Strengthening our democratic institutions
There’s a fundamental reason behind the NMI’s guaranteed rights to self-government under the Covenant Agreement. It wasn’t made a part of the document for purposes of granting federal bureaucrats or anybody else the grand opportunity to toy around with it. Nor is local leadership granted such right either.
But the very exercise of effective self-rule involves a long process; a process that leaves room for error or mistakes. It is a process that requires proactive responsibility to partake in strengthening the rule of law in our democratic institutions. Indeed, we’ve taken our share of cuts and bruises from our mistakes, and it took a rude awakening to return to basics to rectify such issues as labor and immigration involving foreign workers.
In the process, we’ve also overlooked qualitative issues in our community. Today, we are wary of the problems that change has brought into the livelihood of what was traditionally a simple lifestyle of the indigenous people. Change, however, is inevitable. We’ve moved from subsistence to a money economy which comes in two major forms: service and manufacturing.
Like fundamental changes that the Information Technology has brought to people in the global village, no one knew then the consequence of how personal computers would impact on such famous office equipment as IBM typewriters, once the cadillac of office clerks and secretaries. Today, it’s Apple/Macintosh, IBM Compatible, Gateway
2000 and other PCs. Typewriters have basically become history.
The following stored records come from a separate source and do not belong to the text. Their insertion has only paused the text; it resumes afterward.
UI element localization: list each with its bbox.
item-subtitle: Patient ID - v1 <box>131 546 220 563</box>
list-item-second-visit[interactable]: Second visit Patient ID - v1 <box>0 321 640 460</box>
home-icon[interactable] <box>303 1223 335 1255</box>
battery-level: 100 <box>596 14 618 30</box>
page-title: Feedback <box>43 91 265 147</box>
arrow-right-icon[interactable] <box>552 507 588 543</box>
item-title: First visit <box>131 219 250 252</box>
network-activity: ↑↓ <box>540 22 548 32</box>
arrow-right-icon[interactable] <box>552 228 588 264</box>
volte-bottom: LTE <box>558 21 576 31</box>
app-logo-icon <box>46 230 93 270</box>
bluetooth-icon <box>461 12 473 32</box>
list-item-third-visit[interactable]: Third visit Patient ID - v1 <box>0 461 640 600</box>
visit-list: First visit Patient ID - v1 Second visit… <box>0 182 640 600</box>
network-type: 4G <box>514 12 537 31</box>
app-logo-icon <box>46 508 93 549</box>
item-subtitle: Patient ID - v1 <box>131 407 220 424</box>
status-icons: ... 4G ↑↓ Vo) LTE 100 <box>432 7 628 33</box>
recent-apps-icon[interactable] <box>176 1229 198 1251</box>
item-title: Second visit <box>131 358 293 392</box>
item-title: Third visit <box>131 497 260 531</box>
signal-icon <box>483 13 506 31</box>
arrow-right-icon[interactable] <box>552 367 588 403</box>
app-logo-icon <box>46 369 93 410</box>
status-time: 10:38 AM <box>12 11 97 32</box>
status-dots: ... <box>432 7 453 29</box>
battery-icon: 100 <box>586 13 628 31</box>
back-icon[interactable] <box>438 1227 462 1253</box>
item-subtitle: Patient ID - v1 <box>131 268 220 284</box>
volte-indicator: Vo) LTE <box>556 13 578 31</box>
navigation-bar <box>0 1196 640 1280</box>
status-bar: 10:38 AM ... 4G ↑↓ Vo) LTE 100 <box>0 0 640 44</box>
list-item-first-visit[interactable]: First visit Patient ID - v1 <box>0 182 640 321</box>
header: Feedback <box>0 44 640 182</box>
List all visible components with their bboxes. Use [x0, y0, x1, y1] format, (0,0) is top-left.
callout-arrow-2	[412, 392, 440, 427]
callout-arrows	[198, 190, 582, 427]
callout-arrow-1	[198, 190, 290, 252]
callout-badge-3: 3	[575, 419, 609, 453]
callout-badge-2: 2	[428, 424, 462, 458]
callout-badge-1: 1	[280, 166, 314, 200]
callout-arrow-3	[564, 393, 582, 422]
It’s personal computers that has opened up so much information and services with the click of a mouse.
But for all the modern conveniences that the IT brought to thriving communities, it equally left on our laps its own set of difficulties brought about by the powerful element of change. That’s the price of modernity.
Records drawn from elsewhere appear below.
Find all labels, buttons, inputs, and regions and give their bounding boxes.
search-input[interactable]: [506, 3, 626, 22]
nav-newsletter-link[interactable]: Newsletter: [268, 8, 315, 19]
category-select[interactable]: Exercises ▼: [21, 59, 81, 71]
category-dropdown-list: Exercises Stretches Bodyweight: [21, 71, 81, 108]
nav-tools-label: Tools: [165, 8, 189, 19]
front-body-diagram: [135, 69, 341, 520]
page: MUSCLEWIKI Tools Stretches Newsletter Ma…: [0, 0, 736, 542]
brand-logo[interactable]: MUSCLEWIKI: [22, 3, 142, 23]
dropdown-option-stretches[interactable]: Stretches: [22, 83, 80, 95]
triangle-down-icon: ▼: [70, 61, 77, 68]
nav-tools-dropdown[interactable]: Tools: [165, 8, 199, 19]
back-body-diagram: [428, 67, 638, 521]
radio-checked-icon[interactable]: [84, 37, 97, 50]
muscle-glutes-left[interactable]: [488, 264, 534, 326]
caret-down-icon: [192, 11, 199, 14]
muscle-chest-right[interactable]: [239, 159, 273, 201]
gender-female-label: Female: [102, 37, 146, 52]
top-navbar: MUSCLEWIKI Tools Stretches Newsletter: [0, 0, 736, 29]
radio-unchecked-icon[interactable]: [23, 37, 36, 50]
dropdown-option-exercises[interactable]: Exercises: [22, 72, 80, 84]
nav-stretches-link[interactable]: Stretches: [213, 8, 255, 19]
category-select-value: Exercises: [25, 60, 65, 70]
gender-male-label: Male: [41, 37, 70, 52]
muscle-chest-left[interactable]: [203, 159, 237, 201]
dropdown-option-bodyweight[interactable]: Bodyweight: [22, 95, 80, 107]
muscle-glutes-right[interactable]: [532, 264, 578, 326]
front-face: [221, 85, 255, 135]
Be that as it may, the guaranteed rights to self-government requires that we do not lose focus of our citizenship responsibility to strengthening our democratic institutions. It has been a long and difficult 20-year journey. That we may have been negligent doesn’t grant Interior’s OIA to ruin the very essence of democracy or republican form of government in the NMI. This very right and exercise reside in the governance of these islands.